9.4 If any covenant or provision of this Letter Agreement is found to be invalid or unenforceable in whole or in part, for any reason, such provision shall be deemed not to affect or impair the validity or enforceability of any other covenant or provision of this Letter Agreement, which shall continue to have full force and effect.

9.5 The waiver by the Company of any breach by you of any provision of this Letter Agreement shall not operate or be construed as a waiver by the Company of any subsequent breach of the same or any other provision of this Letter Agreement by you.

9.6 No modification or amendment of this Letter Agreement shall be binding upon either party unless witnessed in writing and duly executed by both parties.

9.7 This Letter Agreement shall enure to the benefit of and be binding upon the parties hereto, together with their personal representatives, successors and permitted assigns.

9.8 This Letter Agreement is a personal service agreement and may not be assigned by either party without the prior written consent of the other party.

9.9 This Letter Agreement may be executed in several counterparts, each of which will be deemed to be an original and all of which will together constitute one and the same instrument.

9.10 Delivery of an executed copy of this Letter Agreement by electronic facsimile transmission or other means of electronic communication capable of producing a printed copy will be deemed to be execution and delivery of this Letter Agreement as of the date set forth on page one of this Letter Agreement.

If you are prepared to accept employment with the Company on the foregoing terms, kindly confirm your acceptance and agreement by signing the enclosed duplicate copy of this Letter Agreement where indicated, and return one copy to us.
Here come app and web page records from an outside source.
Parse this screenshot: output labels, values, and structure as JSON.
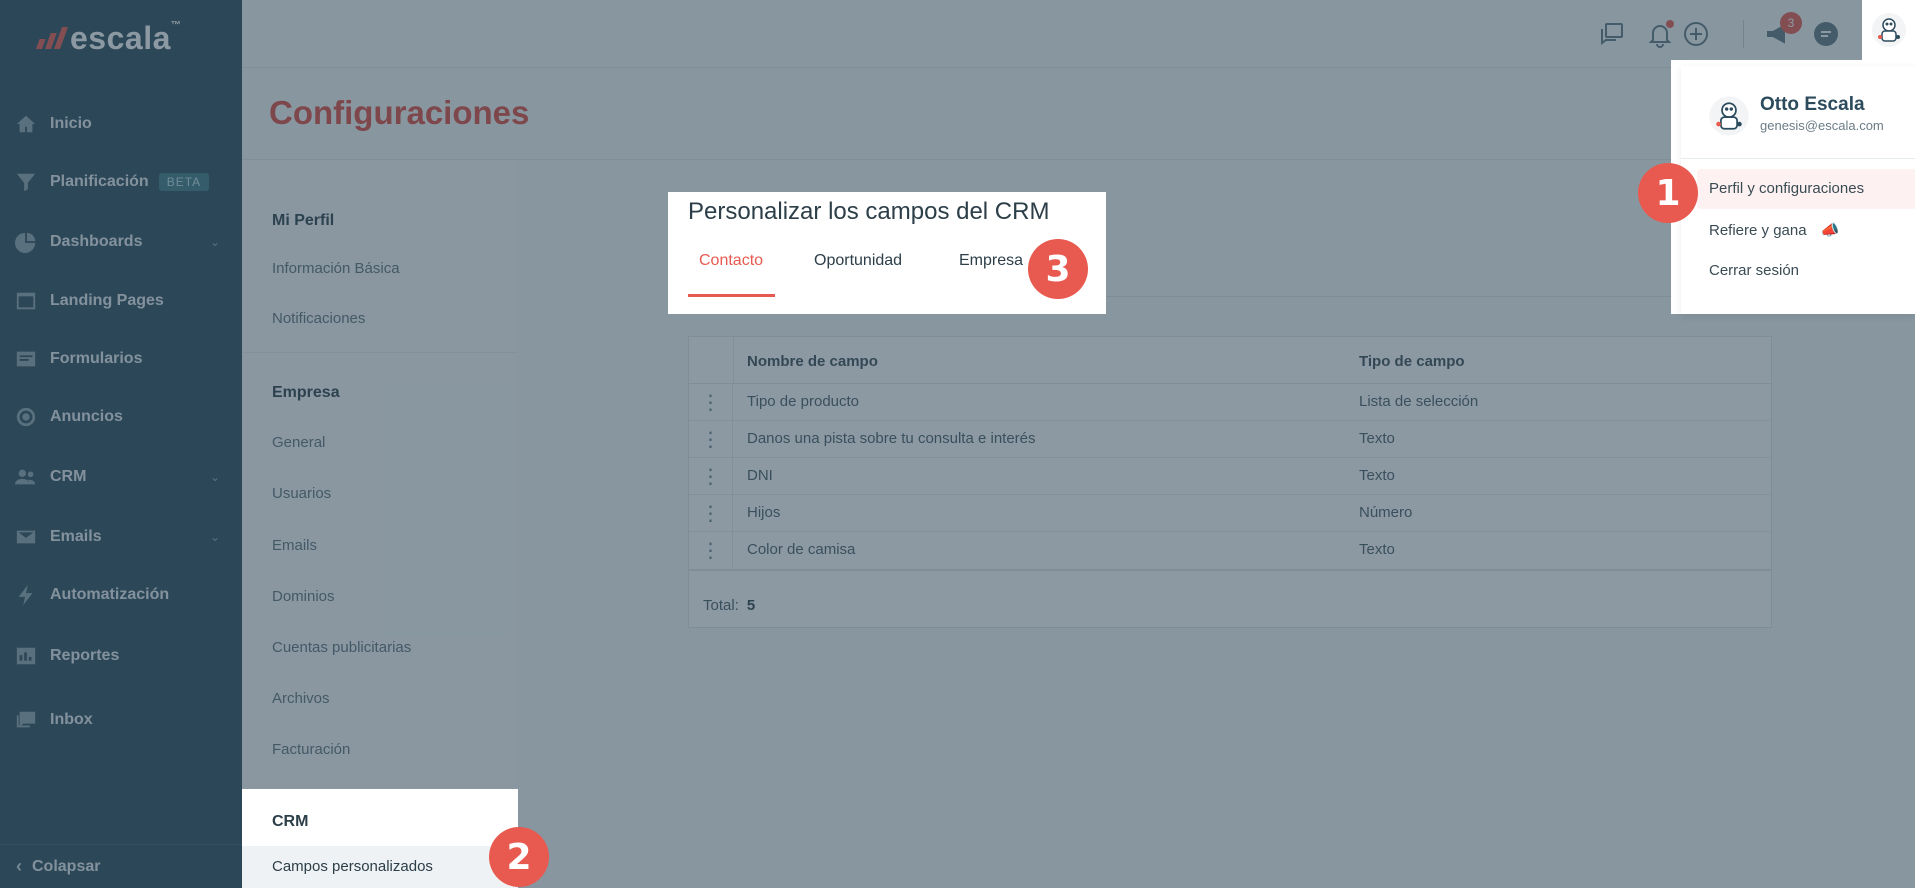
{
  "brand": {
    "name": "escala",
    "tm": "™"
  },
  "sidebar": {
    "items": [
      {
        "label": "Inicio",
        "icon": "home-icon"
      },
      {
        "label": "Planificación",
        "icon": "funnel-icon",
        "badge": "BETA"
      },
      {
        "label": "Dashboards",
        "icon": "pie-chart-icon"
      },
      {
        "label": "Landing Pages",
        "icon": "landing-page-icon"
      },
      {
        "label": "Formularios",
        "icon": "form-icon"
      },
      {
        "label": "Anuncios",
        "icon": "target-icon"
      },
      {
        "label": "CRM",
        "icon": "people-icon"
      },
      {
        "label": "Emails",
        "icon": "mail-icon"
      },
      {
        "label": "Automatización",
        "icon": "lightning-icon"
      },
      {
        "label": "Reportes",
        "icon": "report-icon"
      },
      {
        "label": "Inbox",
        "icon": "inbox-icon"
      }
    ],
    "collapse_label": "Colapsar"
  },
  "topbar": {
    "notifications_badge": "3"
  },
  "page": {
    "title": "Configuraciones"
  },
  "settings_menu": {
    "sections": [
      {
        "title": "Mi Perfil",
        "items": [
          "Información Básica",
          "Notificaciones"
        ]
      },
      {
        "title": "Empresa",
        "items": [
          "General",
          "Usuarios",
          "Emails",
          "Dominios",
          "Cuentas publicitarias",
          "Archivos",
          "Facturación"
        ]
      },
      {
        "title": "CRM",
        "items": [
          "Campos personalizados"
        ]
      }
    ]
  },
  "crm": {
    "title": "Personalizar los campos del CRM",
    "tabs": [
      "Contacto",
      "Oportunidad",
      "Empresa"
    ]
  },
  "table": {
    "headers": [
      "Nombre de campo",
      "Tipo de campo"
    ],
    "rows": [
      [
        "Tipo de producto",
        "Lista de selección"
      ],
      [
        "Danos una pista sobre tu consulta e interés",
        "Texto"
      ],
      [
        "DNI",
        "Texto"
      ],
      [
        "Hijos",
        "Número"
      ],
      [
        "Color de camisa",
        "Texto"
      ]
    ],
    "total_label": "Total:",
    "total_value": "5"
  },
  "user": {
    "name": "Otto Escala",
    "email": "genesis@escala.com",
    "menu": [
      "Perfil y configuraciones",
      "Refiere y gana",
      "Cerrar sesión"
    ]
  },
  "steps": [
    "1",
    "2",
    "3"
  ],
  "colors": {
    "accent": "#e85a4f",
    "sidebar": "#2c4b5c"
  }
}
We ask that you fully consider all of the above terms, and obtain any advice that you feel is necessary, including legal advice, before you execute this Letter Agreement. Please take whatever time is necessary to obtain such advice.

Yours very truly,

GOLDEN CAVIAR CORP.

/s/ Dr. Michael Sheglov
Per: ______________________________________________
Dr. Michael Sheglov, on behalf of the Board of Directors

Accepted and agreed to this 13th day of March, 2002. I have read and understand the terms and conditions of employment set out in this Letter Agreement.
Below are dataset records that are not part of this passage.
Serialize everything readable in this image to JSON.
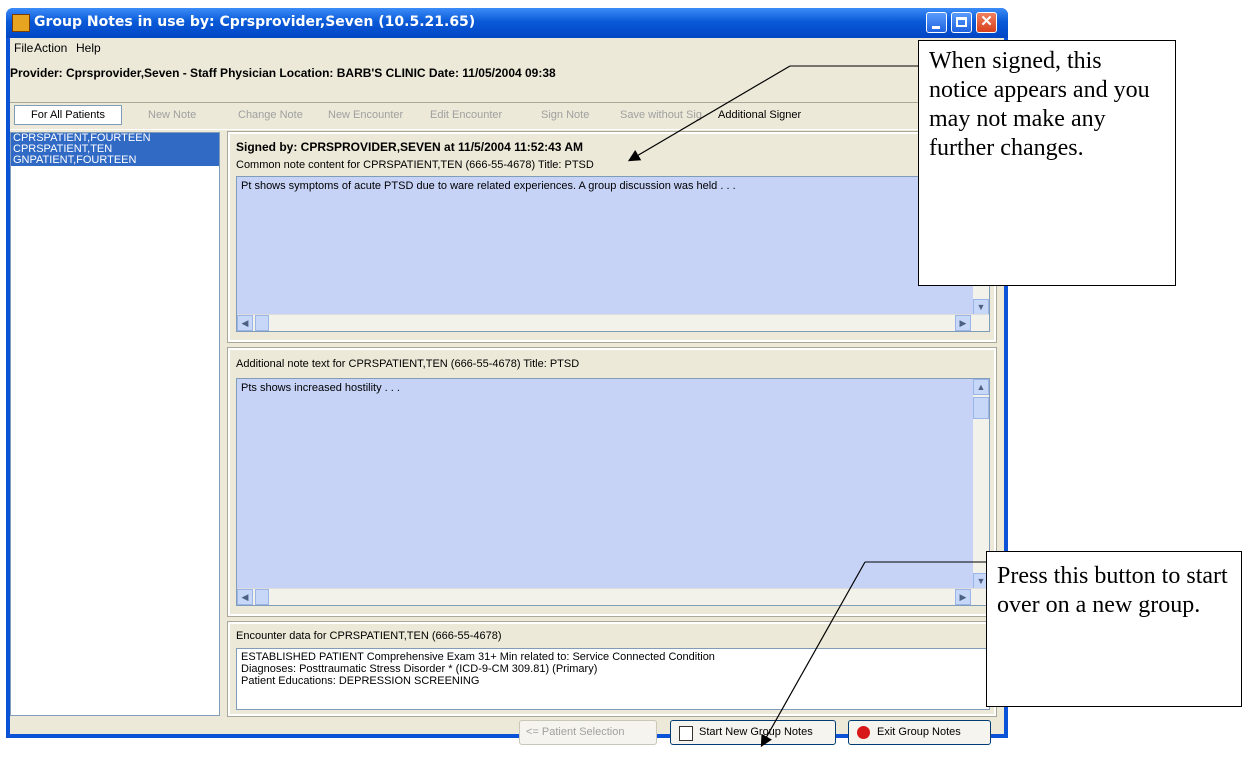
{
  "window": {
    "title": "Group Notes in use by: Cprsprovider,Seven  (10.5.21.65)"
  },
  "menu": [
    "File",
    "Action",
    "Help"
  ],
  "info": "Provider: Cprsprovider,Seven - Staff Physician  Location: BARB'S CLINIC  Date: 11/05/2004 09:38",
  "toolbar": {
    "for_all": "For All Patients",
    "new_note": "New Note",
    "change_note": "Change Note",
    "new_encounter": "New Encounter",
    "edit_encounter": "Edit Encounter",
    "sign_note": "Sign Note",
    "save_without_sig": "Save without Sig",
    "additional_signer": "Additional Signer"
  },
  "patients": [
    "CPRSPATIENT,FOURTEEN",
    "CPRSPATIENT,TEN",
    "GNPATIENT,FOURTEEN"
  ],
  "signed": "Signed by: CPRSPROVIDER,SEVEN at 11/5/2004 11:52:43 AM",
  "common_label": "Common note content for CPRSPATIENT,TEN (666-55-4678)  Title: PTSD",
  "common_text": "Pt shows symptoms of acute PTSD due to ware related experiences. A group discussion was held . . .",
  "additional_label": "Additional note text for CPRSPATIENT,TEN (666-55-4678)  Title: PTSD",
  "additional_text": "Pts shows increased hostility . . .",
  "encounter_label": "Encounter data for CPRSPATIENT,TEN (666-55-4678)",
  "encounter_lines": [
    "ESTABLISHED PATIENT Comprehensive Exam  31+ Min related to:  Service Connected Condition",
    "Diagnoses: Posttraumatic Stress Disorder * (ICD-9-CM 309.81) (Primary)",
    "Patient Educations: DEPRESSION SCREENING"
  ],
  "buttons": {
    "patient_selection": "<= Patient Selection",
    "start_new": "Start New Group Notes",
    "exit": "Exit Group Notes"
  },
  "callouts": {
    "signed_notice": "When signed, this notice appears and you may not make any further changes.",
    "start_over": "Press this button to start over on a new group."
  }
}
/s/ Dr. Vyacheslav V. Sova
________________________________
DR. VYACHESLAV V. SOVA

 

SCHEDULE "A"

 

During the Term of the Employment Agreement to which this Schedule A is attached, Dr. Vyacheslav V. Sova shall have primary responsibility for:

(a) establishing and improving the profitability, financial stability, leadership and direction of Golden Caviar Corp. (the "Company") subject to the authority and guidance provided by the Company's Board of Directors;

(b) establishing and improving the Company's primary production plants and salmon caviar processing facilities in such locations as the Company may direct from time-to-time (initially, the states of Washington and Alaska and the province of British Columbia), all of which will comply with the requirements of law and regulation by all applicable authorities, including the United States' Food and Drug Administration;

(c) establishing and managing the operations of the Company, including those of processing and distributing salmon caviar and caviar products to the Company's customers;

(d) the overall general market strategy of the Company and the expansion of its business operations from time-to-time;

(e) research and development of new products for the Company;

(f) the creation and supervision of a continuous quality control and product development process as is necessary to meet the needs of the Company's markets;

(g) ensuring that the Company's customers are satisfied with the Company's products;

(h) establishing a comprehensive and workable human resources policy for the Company and be responsible for the performance, stability and morale of the Company's employees as well as ensuring that the Company has complied with all legislative and regulatory requirements and filings;

(i) the provision to the Company's Board of Directors of a quarterly report confirming the Company's progress with respect to the foregoing; and

(j) performing any other and further duties necessary for the successful operation of the company.